If there was any guarantee that Dragic would continue at that pace, he'd deserve at least $10 million a year. It isn't easy to come by that kind of production, much less at such an efficient clip.
Again, though, Dragic's body of work just isn't extensive enough to warrant the huge payday. He could wind up being a bargain at whatever price he settles upon, but he could also be an expensive mistake.
After all, there was a time when the Sacramento Kings thought Beno Udrih was worth around $7 million a year.
The fact that Nick Young didn't last too long with the Washington Wizards should probably be a warning sign to teams otherwise tempted by his largely successful stint with the Los Angeles Clippers.
Young had some big games, especially in the postseason—with none bigger than his 19 points in the Clippers' unbelievable Game 1 comeback against the Memphis Grizzlies. But the 26-year-old long-range shooter fizzled out for the remainder of the postseason, sometimes making an entirely negligible impact.
He's never been much of a defender and his offensive game is fairly one-dimensional. Nevertheless, someone will overpay based on his potential and long-range ability.
The NBA's Most Improved Player of the year was really just a good shooter who finally got some significant playing time.
Ryan Anderson's per-minute production this season wasn't all that much better than his performance last year. He just had more of an opportunity.
Nevertheless, he's still a one-dimensional "spread-4" who gives you no more or no less than what Matt Bonner gives the San Antonio Spurs.
He's certainly won't make much of an impact on the glass.
Still, some team—quite possibly the Orlando Magic—will probably spend $7 or $8 million a year for Anderson's services.
He won't be worth it.
Nic Batum has the length and shooting ability that teams crave, but it's hard to imagine him winding up any better than Danny Granger.
For the right price, Batum is a great asset. Unfortunately for the Portland Trail Blazers, he could earn himself a hefty price-tag since Portland will likely be forced to match another team's offer in order to hold on to him.
Given the shortage of 23-year-old small forwards who can legitimately shoot, Portland will inevitably cough up more money than they should. As promising (and efficient) as Batum may be, there's not much of reason to believe he has a whole lot of star potential just yet.

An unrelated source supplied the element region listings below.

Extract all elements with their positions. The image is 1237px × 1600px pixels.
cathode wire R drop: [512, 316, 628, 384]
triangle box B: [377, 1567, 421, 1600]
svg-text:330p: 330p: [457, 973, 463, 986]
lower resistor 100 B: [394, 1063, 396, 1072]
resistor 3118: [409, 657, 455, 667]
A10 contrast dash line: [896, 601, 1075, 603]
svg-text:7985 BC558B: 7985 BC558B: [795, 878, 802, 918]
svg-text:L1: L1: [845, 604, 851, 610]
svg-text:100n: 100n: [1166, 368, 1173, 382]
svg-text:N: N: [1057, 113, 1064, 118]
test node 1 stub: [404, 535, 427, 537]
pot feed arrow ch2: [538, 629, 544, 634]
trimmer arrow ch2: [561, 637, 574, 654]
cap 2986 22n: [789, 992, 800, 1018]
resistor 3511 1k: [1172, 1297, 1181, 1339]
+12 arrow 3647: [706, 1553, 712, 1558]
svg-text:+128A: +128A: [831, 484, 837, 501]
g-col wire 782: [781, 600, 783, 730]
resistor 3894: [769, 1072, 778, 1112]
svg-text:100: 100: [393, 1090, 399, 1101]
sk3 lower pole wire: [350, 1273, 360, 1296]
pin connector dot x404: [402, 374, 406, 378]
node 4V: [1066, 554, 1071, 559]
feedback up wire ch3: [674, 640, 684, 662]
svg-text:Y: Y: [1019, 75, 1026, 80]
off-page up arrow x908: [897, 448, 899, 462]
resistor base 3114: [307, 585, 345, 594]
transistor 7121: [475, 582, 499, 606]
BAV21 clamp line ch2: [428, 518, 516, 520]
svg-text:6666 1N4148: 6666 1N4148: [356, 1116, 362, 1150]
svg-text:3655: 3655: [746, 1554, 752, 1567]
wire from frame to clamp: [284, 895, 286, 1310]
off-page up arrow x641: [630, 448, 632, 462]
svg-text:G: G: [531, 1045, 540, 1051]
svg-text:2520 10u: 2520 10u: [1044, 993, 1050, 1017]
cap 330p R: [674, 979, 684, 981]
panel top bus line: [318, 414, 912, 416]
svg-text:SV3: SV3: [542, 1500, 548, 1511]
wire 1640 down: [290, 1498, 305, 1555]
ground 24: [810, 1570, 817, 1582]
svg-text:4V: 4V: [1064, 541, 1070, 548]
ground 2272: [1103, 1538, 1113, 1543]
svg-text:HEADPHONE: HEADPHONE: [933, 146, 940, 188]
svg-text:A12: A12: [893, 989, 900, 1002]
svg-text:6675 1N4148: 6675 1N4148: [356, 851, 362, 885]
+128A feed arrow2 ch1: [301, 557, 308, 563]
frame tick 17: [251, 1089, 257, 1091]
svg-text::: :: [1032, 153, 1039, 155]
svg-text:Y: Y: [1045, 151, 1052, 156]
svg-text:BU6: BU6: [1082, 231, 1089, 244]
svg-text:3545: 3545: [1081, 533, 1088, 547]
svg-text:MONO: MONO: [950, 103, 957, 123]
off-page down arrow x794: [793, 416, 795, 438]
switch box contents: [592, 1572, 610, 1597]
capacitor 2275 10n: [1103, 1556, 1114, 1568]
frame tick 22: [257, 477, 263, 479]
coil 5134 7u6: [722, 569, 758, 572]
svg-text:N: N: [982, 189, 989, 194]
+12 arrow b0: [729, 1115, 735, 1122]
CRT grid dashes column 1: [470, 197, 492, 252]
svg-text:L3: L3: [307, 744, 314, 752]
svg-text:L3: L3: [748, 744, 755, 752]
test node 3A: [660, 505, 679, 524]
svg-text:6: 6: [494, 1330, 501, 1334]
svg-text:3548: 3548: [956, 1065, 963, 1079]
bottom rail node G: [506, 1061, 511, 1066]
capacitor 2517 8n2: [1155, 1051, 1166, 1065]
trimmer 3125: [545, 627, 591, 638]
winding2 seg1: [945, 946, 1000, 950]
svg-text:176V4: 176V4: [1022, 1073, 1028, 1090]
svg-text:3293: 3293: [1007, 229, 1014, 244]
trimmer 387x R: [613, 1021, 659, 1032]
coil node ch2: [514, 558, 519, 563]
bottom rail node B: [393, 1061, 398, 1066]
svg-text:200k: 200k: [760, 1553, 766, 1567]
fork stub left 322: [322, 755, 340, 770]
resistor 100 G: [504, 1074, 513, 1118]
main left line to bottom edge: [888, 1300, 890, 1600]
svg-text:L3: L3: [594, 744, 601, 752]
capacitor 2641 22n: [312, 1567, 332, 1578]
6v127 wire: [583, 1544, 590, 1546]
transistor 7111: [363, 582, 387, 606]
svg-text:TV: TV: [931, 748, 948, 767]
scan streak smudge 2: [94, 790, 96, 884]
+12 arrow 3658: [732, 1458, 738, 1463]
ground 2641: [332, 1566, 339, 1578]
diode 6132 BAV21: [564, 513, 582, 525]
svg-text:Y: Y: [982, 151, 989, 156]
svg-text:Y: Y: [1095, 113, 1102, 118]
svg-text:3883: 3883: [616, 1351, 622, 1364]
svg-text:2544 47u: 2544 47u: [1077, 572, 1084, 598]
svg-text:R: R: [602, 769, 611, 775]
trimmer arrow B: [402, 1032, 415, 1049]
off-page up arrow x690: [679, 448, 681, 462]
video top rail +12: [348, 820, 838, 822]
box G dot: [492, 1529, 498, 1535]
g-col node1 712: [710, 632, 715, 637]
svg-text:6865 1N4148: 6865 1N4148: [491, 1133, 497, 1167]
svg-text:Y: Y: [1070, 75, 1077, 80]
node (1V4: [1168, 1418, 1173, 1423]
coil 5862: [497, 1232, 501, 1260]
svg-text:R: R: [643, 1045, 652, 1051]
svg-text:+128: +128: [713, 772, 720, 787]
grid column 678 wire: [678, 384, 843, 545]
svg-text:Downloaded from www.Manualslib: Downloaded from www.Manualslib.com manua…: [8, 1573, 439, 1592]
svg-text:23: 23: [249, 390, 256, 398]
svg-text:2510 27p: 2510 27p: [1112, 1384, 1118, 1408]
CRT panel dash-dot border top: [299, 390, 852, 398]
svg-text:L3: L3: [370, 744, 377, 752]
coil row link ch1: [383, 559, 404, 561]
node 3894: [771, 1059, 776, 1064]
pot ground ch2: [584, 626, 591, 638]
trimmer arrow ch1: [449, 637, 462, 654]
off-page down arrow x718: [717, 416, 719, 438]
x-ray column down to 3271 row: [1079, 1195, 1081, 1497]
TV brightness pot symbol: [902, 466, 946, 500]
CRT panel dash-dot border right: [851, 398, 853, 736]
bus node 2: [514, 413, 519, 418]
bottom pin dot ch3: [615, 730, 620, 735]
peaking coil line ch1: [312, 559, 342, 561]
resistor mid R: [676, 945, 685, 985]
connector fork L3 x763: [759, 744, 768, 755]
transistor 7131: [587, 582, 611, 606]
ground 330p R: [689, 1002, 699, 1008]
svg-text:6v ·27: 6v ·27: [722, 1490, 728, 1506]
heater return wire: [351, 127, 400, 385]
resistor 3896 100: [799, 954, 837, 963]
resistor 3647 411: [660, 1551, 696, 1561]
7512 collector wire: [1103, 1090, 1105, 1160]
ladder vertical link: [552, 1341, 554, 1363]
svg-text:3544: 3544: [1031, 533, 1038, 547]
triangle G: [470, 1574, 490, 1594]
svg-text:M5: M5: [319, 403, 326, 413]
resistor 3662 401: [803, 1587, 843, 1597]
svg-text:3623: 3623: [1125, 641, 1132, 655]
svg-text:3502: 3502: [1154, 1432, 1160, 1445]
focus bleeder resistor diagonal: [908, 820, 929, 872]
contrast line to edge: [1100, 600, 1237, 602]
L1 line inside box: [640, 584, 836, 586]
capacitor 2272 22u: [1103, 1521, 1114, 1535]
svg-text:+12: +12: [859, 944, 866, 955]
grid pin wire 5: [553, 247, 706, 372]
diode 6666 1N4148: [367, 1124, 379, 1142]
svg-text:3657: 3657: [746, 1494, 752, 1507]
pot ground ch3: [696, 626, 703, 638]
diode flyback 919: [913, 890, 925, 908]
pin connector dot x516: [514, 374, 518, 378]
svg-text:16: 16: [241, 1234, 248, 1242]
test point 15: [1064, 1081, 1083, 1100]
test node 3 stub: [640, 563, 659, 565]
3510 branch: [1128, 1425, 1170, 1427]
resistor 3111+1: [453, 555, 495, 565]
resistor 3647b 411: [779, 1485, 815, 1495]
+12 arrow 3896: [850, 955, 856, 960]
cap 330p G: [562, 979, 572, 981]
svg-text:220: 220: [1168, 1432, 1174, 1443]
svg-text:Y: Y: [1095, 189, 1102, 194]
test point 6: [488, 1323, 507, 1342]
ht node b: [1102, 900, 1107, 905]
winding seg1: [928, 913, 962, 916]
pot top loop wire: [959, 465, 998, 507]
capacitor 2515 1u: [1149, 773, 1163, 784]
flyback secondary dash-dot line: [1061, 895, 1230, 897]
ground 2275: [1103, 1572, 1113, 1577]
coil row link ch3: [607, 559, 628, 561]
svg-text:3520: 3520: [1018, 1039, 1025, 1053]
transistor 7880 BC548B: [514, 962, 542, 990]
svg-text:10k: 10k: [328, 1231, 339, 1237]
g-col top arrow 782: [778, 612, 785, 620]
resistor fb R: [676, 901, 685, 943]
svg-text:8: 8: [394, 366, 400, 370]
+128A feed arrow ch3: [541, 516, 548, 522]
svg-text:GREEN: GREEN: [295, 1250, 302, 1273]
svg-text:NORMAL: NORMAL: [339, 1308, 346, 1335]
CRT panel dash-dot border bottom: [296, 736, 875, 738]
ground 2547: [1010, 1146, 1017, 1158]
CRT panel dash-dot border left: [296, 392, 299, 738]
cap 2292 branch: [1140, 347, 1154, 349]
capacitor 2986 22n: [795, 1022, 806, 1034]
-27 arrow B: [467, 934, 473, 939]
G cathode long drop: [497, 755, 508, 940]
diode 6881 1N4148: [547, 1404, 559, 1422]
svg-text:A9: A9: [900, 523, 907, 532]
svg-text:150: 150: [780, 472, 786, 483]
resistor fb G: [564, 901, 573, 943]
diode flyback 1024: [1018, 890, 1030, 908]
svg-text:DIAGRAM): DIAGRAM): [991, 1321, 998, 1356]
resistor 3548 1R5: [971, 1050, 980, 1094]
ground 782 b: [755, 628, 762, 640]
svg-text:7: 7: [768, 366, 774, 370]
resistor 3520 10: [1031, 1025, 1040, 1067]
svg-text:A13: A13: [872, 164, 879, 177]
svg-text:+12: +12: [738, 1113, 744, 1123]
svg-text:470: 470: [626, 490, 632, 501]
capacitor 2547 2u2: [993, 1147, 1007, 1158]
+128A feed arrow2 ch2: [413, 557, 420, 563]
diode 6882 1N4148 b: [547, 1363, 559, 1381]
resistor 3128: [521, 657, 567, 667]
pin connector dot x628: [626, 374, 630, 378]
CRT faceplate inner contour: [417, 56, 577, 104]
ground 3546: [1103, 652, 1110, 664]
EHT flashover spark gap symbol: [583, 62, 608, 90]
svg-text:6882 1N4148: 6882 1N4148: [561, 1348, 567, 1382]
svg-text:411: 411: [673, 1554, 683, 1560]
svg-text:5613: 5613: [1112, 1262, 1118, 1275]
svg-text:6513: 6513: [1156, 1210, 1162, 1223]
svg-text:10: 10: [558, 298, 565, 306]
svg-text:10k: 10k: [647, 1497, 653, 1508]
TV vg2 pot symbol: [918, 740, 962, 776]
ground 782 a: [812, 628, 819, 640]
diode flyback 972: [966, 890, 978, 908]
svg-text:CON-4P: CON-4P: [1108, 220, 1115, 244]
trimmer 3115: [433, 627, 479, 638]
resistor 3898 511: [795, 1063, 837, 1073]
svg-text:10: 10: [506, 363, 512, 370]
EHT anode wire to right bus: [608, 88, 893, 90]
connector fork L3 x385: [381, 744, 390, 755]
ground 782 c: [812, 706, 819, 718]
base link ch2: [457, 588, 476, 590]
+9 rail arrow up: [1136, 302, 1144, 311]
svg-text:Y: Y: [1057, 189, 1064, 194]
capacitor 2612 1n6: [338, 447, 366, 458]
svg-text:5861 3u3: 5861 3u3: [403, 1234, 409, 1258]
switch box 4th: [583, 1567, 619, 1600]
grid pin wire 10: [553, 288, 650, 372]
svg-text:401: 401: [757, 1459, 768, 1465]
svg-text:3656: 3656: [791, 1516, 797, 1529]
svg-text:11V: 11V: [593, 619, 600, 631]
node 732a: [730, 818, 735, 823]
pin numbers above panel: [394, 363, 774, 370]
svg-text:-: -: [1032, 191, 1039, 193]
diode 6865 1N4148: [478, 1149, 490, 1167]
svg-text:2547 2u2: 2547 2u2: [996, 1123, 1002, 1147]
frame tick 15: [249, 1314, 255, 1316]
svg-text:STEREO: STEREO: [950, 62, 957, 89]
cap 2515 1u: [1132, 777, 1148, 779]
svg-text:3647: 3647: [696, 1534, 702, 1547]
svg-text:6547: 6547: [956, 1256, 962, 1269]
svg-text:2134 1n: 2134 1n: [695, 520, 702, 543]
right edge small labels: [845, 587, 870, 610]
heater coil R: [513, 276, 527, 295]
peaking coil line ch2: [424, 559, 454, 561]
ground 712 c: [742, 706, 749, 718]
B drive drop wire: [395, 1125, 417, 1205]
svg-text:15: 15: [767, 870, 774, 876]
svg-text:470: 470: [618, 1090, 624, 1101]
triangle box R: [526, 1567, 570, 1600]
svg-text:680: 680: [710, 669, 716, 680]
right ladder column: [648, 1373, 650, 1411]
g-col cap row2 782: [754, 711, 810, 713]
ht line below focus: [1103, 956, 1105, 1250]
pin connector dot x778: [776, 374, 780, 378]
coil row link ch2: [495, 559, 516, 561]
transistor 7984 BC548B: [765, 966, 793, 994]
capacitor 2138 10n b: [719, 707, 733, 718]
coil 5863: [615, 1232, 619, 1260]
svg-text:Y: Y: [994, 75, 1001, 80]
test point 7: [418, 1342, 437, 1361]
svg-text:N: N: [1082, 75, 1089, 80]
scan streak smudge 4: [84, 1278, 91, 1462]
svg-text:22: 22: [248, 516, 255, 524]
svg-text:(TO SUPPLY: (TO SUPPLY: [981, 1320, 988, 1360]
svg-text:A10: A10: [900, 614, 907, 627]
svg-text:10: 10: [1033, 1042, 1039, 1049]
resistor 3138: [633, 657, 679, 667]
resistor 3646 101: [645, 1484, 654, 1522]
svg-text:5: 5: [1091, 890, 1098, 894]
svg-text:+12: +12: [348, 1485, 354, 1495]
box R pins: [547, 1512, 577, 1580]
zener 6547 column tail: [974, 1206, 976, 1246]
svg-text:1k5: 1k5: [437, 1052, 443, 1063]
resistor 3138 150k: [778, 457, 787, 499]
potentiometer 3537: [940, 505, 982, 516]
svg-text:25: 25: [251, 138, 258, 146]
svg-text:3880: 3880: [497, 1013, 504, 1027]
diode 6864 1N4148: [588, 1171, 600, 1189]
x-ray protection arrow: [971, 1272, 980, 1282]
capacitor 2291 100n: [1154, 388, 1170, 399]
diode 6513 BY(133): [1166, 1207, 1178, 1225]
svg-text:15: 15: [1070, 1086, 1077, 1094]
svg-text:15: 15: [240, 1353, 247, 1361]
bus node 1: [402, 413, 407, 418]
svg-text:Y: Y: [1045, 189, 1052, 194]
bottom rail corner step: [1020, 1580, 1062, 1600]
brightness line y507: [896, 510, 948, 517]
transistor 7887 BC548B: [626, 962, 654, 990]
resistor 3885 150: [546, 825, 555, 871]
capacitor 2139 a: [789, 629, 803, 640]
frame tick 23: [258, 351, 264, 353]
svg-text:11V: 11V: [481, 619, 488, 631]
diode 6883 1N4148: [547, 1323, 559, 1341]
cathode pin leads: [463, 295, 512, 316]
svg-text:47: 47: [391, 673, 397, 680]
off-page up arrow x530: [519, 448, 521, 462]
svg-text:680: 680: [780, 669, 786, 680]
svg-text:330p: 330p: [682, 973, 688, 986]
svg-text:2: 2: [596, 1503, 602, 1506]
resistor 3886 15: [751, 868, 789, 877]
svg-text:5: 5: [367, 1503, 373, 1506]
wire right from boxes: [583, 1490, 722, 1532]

Though Jason Terry is already 34 years old, he's still the same quick sharpshooter that anchored the Dallas Mavericks' bench for the better part of eight seasons.
He's a spark-plug and playoff teams are willing to spend big money on those kind of guys.
Nevertheless, Terry's best years are behind him, and he wasn't much of a factor against the Oklahoma City Thunder in the first round of the playoffs.
It wouldn't be surprising to see Terry have another couple of strong years, but it also wouldn't be surprising if the team that signs him regrets paying the big bucks toward the back-end of that deal.